La Constitution tunisienne de 1959 et la révolution: le divorce prononcé pour le 15 Mars 2011?

Depuis le 14 Janvier, le pays est entré dans un état de recherche de soi après un régime de 23 ans de répression et d’interdiction d’expression.  Le mal s’étend même a la légitimité de cette constitution de 1959 qui régissait le pays. Sommes-nous vraiment en possibilité de faire des réformes et de construire le pays de nouveau avec une constitution qui a servi les intérêts d’un dictateur?

A ce sujet, un séminaire sur les questions juridiques et institutionnelles relatives à la révolution du 14 Janvier 2011 s’est tenu au sein de la Faculté des Sciences Juridiques , Politiques et Sociales de Tunis le 17 Février 2011.

Organisé par l’unité de recherche en droit international  et juridictions internationales présidée par Mr Rafaa Ben Achour, ce dernier ainsi que certains de ses collègues ont cherché à répondre à certaines des questions qui trottent dans l’esprit de beaucoup d’entre nous.

M. Rafaa Ben Achour a mis le doigt sur la disproportion entre la gravité de la situation avec ce départ précipité de Ben Ali et le fameux article 57 de notre constitution qui a été appliqué. Cet Article 57 ne répond en aucun cas aux appels de notre actuelle révolution. Cependant il ajoute que c’est grâce à cet article que la Tunisie a pu échapper d’une certaine manière au piège dramatique de la vacance du pouvoir qui aurait été fatal avec le gouvernement transitoire et le président par intérim qui tiennent les rênes du pays.
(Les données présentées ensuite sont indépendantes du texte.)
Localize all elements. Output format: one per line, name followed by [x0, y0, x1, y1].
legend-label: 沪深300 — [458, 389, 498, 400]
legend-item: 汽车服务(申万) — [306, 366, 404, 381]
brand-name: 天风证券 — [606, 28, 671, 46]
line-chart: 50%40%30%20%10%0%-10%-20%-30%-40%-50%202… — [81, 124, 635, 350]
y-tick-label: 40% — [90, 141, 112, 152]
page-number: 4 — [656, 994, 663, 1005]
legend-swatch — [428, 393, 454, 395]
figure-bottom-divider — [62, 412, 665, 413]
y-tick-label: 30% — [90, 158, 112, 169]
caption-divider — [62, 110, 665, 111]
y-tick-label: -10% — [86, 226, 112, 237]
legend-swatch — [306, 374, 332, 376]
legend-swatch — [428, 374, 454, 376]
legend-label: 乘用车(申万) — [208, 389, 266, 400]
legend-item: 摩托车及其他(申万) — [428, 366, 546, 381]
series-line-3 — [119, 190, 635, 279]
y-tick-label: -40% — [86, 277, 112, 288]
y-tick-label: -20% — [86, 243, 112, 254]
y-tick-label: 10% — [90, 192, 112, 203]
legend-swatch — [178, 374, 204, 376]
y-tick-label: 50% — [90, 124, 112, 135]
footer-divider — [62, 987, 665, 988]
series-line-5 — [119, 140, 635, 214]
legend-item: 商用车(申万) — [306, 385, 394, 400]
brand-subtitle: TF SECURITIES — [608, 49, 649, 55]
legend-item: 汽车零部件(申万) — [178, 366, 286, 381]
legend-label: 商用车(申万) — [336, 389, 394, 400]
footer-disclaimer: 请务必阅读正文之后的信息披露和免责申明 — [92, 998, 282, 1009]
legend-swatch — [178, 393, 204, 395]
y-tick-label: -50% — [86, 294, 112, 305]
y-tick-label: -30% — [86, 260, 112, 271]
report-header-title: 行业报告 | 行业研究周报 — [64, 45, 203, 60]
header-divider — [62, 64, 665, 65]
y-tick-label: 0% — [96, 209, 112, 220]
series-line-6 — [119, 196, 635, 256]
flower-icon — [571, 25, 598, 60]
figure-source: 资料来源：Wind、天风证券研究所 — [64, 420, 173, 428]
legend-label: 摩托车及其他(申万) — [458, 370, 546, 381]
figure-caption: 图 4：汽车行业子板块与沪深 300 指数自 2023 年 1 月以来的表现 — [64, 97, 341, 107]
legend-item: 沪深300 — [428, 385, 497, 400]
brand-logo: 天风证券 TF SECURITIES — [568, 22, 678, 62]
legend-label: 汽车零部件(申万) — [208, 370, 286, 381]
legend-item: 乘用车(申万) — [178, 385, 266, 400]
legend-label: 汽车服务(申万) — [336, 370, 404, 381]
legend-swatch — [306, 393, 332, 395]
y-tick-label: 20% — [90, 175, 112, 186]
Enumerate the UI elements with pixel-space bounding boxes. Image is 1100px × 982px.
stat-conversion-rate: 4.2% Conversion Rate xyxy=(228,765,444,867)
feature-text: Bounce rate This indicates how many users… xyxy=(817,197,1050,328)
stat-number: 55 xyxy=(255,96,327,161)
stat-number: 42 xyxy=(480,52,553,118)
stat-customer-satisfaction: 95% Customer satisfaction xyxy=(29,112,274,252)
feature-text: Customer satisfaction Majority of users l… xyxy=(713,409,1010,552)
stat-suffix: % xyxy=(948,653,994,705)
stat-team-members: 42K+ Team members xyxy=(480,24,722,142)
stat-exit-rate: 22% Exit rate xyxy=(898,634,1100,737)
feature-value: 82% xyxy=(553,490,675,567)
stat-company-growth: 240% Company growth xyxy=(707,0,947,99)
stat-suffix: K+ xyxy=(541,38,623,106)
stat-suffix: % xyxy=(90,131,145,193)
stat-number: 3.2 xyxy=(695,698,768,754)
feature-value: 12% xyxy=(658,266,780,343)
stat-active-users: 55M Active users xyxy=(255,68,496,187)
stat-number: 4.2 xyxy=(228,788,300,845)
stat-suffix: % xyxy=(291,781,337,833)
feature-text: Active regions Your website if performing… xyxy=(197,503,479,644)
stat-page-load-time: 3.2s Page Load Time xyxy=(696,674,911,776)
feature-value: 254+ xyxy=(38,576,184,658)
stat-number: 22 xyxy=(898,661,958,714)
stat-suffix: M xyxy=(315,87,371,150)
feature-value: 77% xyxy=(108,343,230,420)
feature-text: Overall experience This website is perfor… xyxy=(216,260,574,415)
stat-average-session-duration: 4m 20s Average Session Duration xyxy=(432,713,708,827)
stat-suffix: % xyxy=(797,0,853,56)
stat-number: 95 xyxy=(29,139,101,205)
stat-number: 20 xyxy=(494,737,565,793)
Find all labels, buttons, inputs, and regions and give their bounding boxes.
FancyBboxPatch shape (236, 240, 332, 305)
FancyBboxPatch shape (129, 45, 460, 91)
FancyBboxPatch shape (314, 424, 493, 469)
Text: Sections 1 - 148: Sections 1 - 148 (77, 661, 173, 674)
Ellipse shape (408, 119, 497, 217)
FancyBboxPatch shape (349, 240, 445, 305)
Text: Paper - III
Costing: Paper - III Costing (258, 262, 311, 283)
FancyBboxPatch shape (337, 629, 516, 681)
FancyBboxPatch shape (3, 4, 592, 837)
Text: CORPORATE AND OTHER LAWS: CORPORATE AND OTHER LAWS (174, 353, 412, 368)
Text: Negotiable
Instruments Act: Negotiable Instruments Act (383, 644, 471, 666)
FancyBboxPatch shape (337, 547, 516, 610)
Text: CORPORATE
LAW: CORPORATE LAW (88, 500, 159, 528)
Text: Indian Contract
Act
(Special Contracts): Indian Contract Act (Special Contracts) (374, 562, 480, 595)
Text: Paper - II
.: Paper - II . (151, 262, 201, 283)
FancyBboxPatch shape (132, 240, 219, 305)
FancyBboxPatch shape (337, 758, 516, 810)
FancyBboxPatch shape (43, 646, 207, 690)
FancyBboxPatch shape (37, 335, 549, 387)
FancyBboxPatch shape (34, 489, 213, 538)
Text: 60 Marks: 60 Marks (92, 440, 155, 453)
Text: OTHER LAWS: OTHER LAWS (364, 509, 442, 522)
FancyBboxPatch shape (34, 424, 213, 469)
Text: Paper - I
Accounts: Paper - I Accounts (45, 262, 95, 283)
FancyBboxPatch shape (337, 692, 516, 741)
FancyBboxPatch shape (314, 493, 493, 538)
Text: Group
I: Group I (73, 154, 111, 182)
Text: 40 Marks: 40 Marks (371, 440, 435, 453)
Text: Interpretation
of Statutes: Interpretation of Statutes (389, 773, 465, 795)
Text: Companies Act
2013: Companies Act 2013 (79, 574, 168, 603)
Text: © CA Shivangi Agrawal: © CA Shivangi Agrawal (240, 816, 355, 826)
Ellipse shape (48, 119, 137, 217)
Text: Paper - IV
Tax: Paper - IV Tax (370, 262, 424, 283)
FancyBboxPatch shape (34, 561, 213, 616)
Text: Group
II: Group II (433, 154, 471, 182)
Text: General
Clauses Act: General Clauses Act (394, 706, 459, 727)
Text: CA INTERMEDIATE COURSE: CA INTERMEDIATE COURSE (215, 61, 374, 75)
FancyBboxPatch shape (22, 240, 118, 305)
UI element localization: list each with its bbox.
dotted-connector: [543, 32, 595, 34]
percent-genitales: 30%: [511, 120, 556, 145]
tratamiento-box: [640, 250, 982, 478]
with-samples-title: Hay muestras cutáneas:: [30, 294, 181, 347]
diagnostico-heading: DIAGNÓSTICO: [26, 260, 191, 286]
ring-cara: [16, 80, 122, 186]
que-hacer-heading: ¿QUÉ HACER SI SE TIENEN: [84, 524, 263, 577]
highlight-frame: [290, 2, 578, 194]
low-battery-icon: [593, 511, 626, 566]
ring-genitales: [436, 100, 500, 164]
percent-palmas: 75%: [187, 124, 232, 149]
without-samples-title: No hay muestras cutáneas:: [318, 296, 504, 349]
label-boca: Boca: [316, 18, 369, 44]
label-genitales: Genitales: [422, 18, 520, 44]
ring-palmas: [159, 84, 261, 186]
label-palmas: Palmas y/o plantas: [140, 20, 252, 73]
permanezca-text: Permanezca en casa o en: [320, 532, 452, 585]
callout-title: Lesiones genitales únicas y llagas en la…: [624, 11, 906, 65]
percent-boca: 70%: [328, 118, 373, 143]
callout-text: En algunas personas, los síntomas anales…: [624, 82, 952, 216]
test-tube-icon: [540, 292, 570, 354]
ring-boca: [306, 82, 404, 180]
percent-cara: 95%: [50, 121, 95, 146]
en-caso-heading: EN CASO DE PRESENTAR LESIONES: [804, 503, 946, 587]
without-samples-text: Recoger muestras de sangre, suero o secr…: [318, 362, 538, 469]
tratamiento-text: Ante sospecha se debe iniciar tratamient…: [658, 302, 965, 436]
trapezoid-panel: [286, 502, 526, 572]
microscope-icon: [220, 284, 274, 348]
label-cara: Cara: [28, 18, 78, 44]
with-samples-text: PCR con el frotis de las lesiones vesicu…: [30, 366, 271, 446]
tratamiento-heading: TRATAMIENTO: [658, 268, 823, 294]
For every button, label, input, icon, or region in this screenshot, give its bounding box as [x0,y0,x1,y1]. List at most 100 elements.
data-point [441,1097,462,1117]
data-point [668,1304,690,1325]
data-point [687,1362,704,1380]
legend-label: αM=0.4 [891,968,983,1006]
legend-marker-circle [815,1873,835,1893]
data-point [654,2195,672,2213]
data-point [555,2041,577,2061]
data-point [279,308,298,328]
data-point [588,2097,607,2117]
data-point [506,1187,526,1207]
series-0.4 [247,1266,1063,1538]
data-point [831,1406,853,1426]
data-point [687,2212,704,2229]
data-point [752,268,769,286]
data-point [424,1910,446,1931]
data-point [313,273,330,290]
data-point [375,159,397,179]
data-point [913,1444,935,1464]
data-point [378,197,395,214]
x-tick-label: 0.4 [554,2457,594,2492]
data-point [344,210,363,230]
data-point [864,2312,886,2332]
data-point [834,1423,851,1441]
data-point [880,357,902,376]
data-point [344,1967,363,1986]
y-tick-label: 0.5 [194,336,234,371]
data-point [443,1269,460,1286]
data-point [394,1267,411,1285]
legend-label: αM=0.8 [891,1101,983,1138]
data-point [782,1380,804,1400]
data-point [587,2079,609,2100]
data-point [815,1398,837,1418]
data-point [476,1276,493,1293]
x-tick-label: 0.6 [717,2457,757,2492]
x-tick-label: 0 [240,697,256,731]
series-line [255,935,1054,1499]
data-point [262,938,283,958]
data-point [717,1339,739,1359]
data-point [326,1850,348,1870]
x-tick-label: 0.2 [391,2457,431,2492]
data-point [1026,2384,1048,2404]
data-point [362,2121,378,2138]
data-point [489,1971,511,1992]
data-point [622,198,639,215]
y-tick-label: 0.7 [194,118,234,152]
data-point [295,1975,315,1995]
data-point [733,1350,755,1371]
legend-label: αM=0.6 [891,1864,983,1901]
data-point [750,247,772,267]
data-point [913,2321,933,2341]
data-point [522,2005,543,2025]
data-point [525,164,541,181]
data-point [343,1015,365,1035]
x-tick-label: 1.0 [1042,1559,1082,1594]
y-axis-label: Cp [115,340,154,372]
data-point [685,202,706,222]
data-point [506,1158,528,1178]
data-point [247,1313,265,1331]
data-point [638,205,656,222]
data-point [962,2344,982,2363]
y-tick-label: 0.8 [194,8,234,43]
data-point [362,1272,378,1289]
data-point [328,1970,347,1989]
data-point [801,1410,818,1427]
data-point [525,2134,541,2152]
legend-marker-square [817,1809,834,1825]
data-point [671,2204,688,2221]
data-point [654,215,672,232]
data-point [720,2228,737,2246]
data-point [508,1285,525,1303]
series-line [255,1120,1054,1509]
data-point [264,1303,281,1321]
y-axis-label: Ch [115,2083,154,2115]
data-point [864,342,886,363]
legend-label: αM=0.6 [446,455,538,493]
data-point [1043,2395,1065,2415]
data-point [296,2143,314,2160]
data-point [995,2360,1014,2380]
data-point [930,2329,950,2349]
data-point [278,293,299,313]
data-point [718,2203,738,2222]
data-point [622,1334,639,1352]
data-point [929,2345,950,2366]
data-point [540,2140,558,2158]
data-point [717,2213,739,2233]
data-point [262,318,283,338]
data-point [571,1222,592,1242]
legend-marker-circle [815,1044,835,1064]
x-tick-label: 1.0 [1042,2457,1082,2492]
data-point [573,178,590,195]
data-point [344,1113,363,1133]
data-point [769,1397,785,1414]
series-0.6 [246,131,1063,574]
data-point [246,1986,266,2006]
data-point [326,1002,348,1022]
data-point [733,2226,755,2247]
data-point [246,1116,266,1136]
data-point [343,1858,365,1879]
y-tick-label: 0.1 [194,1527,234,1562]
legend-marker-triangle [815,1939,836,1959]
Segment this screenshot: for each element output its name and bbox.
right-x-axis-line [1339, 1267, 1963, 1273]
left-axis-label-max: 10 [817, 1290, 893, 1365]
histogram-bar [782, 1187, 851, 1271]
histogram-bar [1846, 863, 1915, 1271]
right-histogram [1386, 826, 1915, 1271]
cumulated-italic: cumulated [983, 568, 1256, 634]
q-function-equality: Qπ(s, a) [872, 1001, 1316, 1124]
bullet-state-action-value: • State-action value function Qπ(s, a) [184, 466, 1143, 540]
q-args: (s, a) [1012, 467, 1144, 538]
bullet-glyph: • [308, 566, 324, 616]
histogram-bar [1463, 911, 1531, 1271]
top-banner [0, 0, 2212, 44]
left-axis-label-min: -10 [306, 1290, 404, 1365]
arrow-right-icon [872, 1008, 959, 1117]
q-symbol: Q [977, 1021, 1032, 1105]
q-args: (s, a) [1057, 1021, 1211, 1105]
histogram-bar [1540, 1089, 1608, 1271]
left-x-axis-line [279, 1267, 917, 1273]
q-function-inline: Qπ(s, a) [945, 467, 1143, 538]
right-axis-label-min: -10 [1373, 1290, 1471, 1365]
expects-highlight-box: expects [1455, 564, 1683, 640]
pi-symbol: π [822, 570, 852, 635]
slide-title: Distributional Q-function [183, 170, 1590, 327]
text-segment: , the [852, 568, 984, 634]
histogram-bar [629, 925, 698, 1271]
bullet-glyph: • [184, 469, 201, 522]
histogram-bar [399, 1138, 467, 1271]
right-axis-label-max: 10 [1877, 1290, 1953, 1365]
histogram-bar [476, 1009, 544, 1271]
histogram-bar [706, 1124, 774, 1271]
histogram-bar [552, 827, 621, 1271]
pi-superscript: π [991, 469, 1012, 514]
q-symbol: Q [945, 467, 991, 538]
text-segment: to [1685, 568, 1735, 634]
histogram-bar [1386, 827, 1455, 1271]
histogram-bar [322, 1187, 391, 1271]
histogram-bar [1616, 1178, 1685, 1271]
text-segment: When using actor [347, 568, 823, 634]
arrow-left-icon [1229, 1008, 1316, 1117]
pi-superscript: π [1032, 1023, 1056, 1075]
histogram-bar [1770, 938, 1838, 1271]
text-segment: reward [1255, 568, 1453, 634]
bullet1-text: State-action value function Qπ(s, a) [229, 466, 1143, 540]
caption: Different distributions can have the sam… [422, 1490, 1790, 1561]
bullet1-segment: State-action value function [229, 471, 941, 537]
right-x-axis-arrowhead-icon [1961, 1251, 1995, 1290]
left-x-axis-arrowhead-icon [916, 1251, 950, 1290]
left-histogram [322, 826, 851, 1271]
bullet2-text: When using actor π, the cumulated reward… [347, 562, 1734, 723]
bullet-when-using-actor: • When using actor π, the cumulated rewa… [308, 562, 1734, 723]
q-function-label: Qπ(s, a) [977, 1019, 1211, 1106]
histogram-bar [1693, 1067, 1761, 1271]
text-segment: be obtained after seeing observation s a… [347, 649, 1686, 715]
Le professeur Ben Achour voit en la date du 15 Mars 2011, la date de la mort de la Constitution de 1956.  2 mois après le 14 Janvier comme le stipule cet article 57, la légitimité de la constitution tunisienne prend vraiment fin et nous rentrerons dans une vraie période de légitimité révolutionnaire. D’après lui, c’est à partir de ce jour qu’une assemblée constituante élue par le peuple devrait prendre la relève afin de débuter la rédaction effective des nouveaux textes de la constitution. Le souci majeur reste de trouver le bon équilibre entre le respect de la volonté du peuple sans pour autant mettre en danger la continuité de l’Etat.

Un invité de marque étaitprésent parmi les intervenants. Mr Béji Caïd Essebsi ancien Ministre du President Bourguiba, a souligné le fait que la Tunisie a été la première à aller vers cette révolution populaire, donc elle se doit de trouver les bonnes solutions quelles soient classiques ou innovatrices afin de sortir de cette impasse constitutionnelle et assurer un passage démocratique au pays.